Cible Anticorps Dilution Fabricant
Arrestation Lapin anti-ARR1 1:1000 Chen , et al., 2006.
Transducine Souris anti-GNAT (TF-15) 1:1000 CytoSignal.
ß Actine Lapin anti-ß Actine 1:5000 GeneTex Inc.
Cytochrome C Lapin anti-cytochrome C 1:500 Santa Cruz, sc-7159.
ÉCART (Gß5L/S) Lapin anti-Gß5L/S (CT2-15) 1:2000 Watson et coll., 1996.
Protéine kinase C alpha (PKC) Lapin anti-PKC (#2050) 1:1000 Technologie de signalisation cellulaire.
Rhodopsine kinase (GRK1) Souris anti-GRK1 (G-8) 1:200 Santa Cruz, sc-8004.

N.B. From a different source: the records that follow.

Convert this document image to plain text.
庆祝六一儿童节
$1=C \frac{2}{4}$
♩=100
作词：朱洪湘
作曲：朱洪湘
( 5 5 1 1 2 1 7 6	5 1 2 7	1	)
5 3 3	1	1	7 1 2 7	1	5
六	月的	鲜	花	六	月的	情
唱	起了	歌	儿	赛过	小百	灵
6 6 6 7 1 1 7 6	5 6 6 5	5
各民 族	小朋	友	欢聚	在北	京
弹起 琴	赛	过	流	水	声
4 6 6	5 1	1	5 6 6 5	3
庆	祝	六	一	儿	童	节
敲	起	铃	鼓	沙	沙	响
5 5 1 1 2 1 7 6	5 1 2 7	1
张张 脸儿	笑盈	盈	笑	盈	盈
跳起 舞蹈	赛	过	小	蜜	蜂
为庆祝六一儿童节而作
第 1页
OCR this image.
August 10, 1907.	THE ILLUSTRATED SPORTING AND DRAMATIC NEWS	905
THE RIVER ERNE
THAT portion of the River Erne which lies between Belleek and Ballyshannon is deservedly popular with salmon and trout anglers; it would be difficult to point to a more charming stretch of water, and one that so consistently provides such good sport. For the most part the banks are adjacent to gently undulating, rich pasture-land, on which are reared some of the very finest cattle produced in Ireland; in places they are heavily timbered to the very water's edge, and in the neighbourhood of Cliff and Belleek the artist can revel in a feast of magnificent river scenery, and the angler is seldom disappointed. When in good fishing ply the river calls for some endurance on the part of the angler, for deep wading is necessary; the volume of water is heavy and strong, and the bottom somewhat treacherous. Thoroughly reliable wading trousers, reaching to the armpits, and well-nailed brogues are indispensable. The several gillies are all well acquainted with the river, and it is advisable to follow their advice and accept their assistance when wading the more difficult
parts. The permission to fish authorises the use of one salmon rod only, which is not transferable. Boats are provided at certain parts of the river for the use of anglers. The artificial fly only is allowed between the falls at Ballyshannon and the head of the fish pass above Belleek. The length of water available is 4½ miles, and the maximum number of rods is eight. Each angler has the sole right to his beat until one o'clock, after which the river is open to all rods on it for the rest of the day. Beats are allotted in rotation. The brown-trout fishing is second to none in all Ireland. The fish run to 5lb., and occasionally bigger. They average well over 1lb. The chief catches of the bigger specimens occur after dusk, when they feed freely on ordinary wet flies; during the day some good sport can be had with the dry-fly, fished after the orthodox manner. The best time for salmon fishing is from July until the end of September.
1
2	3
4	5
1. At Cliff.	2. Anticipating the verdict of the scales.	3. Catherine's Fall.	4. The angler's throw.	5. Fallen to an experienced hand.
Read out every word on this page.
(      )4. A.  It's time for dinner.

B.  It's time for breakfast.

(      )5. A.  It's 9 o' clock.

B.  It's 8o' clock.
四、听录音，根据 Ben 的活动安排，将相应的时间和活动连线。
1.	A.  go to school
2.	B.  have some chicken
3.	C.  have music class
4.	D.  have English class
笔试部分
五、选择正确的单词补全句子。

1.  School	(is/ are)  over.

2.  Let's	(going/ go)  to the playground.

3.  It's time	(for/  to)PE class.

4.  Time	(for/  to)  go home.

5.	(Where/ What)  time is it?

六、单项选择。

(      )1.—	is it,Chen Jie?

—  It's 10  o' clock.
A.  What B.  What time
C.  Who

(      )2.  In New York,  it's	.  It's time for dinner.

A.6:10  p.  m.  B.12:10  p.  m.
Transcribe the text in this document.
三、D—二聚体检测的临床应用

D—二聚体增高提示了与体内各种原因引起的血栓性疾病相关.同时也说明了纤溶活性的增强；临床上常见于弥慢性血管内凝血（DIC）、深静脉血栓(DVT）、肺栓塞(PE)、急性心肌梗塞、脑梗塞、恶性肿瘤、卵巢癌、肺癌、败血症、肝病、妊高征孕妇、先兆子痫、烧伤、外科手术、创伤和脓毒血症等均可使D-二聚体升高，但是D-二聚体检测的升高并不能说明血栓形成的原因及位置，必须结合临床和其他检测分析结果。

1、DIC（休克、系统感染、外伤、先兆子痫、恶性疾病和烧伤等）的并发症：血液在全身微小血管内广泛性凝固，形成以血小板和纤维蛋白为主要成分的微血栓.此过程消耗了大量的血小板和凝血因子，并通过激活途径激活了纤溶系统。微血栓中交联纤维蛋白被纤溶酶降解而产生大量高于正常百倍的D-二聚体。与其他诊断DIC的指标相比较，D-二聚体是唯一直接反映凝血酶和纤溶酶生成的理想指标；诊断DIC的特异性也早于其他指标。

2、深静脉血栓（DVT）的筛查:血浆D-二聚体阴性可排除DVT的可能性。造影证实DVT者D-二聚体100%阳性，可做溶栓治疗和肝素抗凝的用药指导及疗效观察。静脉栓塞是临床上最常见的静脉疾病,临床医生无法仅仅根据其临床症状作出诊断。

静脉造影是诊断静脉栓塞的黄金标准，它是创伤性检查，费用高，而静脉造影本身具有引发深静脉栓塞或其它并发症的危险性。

Tableau 1 : Liste des anticorps utilisés pour la validation par transfert western des techniques de séparation.

Isolation rétinienne en papier filtre
+ROS* -ROS* Rétine entière
Concentration moyenne en protéines (μg/mL) 700 1,500 1,500
Volume tampon RIPA (μL) 90 150 200
Isolement rétinien peeling ruban adhésif
+ROS* +RIS* -ROS* Rétine entière
Concentration moyenne en protéines (μg/mL) 520 440 1,200 1,600
Volume tampon RIPA (μL) 100 100 125 150
* Combinaison de deux isolements rétiniens réduits de moitié.

Tableau 2 : Concentration en protéines dans les homogénats d’isolement rétinien.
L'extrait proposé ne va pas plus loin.